While Freedia and her dancers undeniably stole the show, plenty of credit is due to the openers, Abdu Ali and Glitterlust. The venue remained mostly empty until briefly before Freedia took the stage (at which point it abruptly transitioned to packed), but those who came late definitely missed out. Abdu Ali put on an intimate performance that ended with both crowd members and Glitterlust’s own guitarist dancing onstage. DC-locals Glitterlust put on a great follow-up with their unique brand of queer disco-punk, complete with frontman Mikey Torres donning a long and flowing gold cape for their final numbers.
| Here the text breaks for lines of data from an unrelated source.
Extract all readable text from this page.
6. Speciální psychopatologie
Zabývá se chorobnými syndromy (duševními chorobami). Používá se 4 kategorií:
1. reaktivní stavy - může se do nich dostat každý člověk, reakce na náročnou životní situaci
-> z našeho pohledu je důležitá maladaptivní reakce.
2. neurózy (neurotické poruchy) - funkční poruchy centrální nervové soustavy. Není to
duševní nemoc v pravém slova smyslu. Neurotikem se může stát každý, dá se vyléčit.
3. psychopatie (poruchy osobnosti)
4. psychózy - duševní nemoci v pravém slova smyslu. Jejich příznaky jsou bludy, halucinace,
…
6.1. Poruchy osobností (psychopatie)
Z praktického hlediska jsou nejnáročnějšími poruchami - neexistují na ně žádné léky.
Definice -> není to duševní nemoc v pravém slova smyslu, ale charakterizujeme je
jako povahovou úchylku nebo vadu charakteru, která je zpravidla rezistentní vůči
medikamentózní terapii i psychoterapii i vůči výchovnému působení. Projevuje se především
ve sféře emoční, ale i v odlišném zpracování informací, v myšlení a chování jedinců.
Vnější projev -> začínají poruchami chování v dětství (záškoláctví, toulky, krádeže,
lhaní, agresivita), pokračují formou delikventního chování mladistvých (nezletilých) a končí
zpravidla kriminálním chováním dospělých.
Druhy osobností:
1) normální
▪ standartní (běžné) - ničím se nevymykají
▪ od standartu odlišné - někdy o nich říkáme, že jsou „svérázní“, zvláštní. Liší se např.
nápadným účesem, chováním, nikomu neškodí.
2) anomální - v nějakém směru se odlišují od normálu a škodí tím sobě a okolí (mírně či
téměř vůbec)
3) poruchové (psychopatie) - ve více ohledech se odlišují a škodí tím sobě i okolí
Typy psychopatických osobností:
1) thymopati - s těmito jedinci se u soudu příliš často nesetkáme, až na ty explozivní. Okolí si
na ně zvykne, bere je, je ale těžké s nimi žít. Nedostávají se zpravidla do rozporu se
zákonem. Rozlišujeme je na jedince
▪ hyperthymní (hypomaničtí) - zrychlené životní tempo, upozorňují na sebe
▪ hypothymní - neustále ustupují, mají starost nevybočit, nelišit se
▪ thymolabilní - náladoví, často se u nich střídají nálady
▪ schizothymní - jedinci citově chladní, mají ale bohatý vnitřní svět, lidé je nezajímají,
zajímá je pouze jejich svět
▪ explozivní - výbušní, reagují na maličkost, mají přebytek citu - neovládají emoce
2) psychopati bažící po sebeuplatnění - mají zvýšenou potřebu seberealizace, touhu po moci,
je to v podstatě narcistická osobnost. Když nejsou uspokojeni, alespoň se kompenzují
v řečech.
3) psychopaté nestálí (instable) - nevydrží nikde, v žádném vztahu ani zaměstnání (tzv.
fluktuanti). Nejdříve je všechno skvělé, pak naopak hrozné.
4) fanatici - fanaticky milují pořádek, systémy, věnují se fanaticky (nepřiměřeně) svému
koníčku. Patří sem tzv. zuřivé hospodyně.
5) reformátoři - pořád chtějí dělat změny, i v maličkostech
Overall, my first Big Freedia show was an incredibly liberating experience. There is something so very refreshing about seeing a middle-aged woman dressed up in leopard print and heels get on all fours and bounce her booty in the air while being cheered on by her peers. The show was equal parts sweat-soaked workout and visually stunning performance, and I don’t think anybody left without a grin on his or her face. By blending the line between audience and performers, Big Freedia creates an environment where everyone feels free to back their asses up without being judged or objectified.